Honra e louvor aos vencedores, campeões como tu, o público pleno de admiração saúda-te.
Sempre agarrado
ao Guiador em sua fé, equipado com o teu imenso coração, nobre carácter,
valores e inteligência, ética e senso, distinção e estética, determinação e
coragem; vais galgando a distância, cada futuro que surge, cada curva do
destino, cada lomba. Corres e voltas a correr, resistes e continuas a resistir,
acreditas e continuas a acreditar, fazes e continuas a fazer, esperas, enfrentas,
assumes e percorres cada subida intransponível, cada descida arrepiante, cada recta
interminável. Animas e conduzes, amparas e ajudas, levas a tua cruz, e também a
dos teus outros, honras a tua camisola e as tuas cores. És chefe de fila,
nasceste para o ser e ousaste sê-lo. Consegues sempre suplantar e suplantar-te.

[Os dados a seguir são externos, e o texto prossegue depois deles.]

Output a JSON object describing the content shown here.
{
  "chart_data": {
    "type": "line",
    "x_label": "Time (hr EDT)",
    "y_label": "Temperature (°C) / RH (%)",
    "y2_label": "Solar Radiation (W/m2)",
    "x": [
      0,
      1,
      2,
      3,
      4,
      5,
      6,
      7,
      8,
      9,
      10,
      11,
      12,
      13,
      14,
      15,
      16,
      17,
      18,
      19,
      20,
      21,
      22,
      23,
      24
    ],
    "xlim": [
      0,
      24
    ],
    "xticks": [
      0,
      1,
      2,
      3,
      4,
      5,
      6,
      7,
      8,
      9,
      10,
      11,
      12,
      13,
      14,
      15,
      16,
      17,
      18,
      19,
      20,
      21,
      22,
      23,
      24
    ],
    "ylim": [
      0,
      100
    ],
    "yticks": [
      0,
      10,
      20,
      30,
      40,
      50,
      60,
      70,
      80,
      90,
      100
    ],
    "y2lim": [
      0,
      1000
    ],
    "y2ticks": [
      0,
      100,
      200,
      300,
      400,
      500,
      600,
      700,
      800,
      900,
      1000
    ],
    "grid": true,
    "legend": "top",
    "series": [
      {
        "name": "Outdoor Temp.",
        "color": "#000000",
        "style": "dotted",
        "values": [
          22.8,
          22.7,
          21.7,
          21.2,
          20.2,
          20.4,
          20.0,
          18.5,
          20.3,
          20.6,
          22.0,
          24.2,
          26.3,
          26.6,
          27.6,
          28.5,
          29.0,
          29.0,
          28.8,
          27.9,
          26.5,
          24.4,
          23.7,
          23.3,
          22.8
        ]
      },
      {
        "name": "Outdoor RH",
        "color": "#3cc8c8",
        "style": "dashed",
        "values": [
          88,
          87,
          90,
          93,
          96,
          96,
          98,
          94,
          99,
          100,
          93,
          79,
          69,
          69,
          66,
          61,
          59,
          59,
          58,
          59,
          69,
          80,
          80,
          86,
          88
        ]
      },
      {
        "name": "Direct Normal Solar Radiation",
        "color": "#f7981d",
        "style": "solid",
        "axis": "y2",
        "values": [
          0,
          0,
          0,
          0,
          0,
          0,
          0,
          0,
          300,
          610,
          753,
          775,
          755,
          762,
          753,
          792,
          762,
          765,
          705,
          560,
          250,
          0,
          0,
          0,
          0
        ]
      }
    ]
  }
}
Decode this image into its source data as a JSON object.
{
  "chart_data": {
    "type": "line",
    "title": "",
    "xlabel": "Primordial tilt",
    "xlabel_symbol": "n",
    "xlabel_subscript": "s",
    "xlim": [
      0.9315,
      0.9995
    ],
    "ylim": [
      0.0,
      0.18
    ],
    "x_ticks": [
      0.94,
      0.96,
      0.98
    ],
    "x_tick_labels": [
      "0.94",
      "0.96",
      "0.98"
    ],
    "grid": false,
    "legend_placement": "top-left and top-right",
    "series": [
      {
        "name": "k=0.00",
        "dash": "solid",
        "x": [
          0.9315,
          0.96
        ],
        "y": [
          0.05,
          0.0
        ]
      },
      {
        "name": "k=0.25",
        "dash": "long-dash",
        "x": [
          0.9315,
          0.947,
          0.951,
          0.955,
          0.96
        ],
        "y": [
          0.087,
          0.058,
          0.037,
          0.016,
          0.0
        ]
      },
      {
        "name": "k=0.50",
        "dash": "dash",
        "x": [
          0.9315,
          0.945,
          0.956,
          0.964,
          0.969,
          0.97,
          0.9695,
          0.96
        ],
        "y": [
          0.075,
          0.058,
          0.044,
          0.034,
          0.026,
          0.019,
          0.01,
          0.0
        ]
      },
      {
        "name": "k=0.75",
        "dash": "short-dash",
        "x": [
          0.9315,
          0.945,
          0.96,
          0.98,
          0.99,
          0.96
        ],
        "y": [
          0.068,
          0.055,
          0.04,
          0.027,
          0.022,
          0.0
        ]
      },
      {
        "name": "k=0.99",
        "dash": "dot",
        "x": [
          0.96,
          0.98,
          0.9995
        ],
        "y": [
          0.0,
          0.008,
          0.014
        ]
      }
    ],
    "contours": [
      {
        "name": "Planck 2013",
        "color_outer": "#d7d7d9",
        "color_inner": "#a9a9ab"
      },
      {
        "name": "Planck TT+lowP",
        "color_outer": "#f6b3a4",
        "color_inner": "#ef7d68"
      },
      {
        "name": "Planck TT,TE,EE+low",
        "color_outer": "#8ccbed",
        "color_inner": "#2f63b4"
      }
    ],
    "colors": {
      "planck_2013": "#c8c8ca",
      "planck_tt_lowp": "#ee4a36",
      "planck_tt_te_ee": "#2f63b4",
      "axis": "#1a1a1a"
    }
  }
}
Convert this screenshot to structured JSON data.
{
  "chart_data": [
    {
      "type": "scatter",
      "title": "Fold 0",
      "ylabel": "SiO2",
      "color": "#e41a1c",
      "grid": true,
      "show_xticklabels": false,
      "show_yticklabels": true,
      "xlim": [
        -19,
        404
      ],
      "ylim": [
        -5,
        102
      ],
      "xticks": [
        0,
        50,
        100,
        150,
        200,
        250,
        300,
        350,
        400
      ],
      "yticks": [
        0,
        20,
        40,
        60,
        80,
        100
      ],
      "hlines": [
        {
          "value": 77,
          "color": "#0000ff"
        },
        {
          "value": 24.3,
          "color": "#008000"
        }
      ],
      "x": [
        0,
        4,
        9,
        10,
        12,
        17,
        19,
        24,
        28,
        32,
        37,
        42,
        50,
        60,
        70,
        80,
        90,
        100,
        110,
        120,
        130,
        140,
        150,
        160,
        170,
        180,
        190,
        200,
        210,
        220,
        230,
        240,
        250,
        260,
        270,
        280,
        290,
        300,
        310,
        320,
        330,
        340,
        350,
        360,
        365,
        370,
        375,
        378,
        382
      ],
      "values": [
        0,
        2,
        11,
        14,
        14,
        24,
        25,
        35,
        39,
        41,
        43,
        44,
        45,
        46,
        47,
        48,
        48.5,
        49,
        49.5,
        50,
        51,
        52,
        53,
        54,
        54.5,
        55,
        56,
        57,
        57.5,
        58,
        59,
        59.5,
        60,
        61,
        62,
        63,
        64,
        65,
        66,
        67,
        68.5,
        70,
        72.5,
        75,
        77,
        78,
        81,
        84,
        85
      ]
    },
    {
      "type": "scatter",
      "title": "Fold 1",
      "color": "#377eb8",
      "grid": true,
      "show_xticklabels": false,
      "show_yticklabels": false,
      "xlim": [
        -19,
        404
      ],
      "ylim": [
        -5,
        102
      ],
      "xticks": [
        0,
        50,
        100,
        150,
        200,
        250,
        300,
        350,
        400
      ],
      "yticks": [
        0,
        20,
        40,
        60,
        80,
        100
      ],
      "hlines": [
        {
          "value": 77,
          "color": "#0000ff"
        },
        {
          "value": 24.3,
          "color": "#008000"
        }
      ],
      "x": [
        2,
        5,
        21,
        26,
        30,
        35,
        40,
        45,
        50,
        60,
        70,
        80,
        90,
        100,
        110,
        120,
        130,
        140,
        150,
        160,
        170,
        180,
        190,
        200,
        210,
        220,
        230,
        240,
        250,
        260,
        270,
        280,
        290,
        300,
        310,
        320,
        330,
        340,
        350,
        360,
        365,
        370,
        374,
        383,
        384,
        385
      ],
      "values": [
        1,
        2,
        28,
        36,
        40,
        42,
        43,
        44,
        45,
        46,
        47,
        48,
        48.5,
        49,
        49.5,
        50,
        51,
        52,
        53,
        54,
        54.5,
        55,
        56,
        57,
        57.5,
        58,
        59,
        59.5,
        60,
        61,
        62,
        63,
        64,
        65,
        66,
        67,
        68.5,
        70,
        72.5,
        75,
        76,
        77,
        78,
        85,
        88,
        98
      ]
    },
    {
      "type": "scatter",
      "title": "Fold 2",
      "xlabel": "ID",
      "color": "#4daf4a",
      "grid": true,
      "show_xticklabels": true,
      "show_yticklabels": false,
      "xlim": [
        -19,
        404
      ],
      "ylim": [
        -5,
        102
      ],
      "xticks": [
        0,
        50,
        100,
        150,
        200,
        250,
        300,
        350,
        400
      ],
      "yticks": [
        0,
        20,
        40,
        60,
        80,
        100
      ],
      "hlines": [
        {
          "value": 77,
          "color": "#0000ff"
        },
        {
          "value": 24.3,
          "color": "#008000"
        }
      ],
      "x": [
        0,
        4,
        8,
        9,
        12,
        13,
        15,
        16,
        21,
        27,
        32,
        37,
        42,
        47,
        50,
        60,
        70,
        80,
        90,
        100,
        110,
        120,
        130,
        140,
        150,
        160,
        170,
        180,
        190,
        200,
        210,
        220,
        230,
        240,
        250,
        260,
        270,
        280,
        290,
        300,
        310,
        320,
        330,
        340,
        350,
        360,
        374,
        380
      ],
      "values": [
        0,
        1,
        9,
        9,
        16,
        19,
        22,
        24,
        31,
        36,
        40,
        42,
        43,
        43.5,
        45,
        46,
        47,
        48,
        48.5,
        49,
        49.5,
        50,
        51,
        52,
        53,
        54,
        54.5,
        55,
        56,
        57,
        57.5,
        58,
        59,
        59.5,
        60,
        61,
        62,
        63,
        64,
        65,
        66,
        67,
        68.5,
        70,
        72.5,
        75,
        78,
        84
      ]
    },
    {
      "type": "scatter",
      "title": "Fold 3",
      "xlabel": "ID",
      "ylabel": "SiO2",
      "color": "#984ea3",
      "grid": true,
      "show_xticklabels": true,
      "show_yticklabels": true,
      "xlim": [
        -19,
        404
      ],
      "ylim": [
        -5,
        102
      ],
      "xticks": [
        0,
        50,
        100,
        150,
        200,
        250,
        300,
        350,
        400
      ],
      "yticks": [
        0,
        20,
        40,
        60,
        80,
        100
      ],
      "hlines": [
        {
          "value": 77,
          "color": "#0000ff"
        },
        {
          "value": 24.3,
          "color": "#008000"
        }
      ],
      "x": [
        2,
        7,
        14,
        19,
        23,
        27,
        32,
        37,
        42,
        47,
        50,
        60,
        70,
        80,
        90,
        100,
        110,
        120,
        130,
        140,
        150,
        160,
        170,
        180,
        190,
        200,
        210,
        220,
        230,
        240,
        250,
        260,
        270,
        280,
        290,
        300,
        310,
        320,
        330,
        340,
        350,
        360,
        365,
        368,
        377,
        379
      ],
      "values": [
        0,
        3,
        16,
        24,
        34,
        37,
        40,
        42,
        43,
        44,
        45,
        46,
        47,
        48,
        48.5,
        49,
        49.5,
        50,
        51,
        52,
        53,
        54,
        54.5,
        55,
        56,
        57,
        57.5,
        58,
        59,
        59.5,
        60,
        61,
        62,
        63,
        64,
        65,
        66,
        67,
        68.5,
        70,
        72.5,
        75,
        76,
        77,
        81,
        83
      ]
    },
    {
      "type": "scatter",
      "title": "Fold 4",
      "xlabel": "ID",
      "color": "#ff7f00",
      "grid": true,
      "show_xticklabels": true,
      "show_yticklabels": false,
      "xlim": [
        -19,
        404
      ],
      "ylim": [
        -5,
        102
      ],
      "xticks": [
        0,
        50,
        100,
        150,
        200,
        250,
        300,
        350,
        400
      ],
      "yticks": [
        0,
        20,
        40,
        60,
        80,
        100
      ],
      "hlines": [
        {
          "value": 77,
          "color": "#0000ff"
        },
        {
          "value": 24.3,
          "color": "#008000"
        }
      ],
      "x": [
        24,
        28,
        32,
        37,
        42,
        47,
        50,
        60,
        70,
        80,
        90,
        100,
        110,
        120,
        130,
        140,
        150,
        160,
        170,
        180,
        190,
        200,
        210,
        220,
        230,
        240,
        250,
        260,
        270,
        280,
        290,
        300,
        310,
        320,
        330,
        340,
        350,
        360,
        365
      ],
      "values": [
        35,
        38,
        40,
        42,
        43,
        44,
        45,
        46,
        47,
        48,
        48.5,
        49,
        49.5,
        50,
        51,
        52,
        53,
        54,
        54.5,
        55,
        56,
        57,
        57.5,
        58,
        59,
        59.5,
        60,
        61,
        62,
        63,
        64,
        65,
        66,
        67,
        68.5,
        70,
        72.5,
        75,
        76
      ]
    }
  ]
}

És um líder. És um bom. És um exemplo. És uma esperança.
Tudo
porque acreditas e fazes acreditar.
Porque
falamos? Porque nós estávamos lá, nos Pirenéus do teu sofrer, mas também nos
Alpes da tua felicidade. No entretanto, rolámos juntos nas planícies da tua tranquilidade,
esperáramos-te ansiosamente nos contra-relógios da tua especialidade, aguentámos
as tuas estiradas, segurámos as tuas fugas, cobrimos os teus sprints, torcemos nas tuas metas volantes,
ansiámos nas contagens de montanha, emparelhámos nos reabastecimentos,
planeámos nos briefings, exultámos no teu pódio, enxugámos as tuas derrotas,
assistimos-te nas tuas quedas e avarias. Afinal fomos, somos, e seremos, a tua Equipe,
you will never walk alone.
Amigos?
Também, mas mais, muito mais, irmãos ciclistas deste teu Tour.
Este texto tem um problema.... acaba depressa! É, definitamente, um prazer de texto.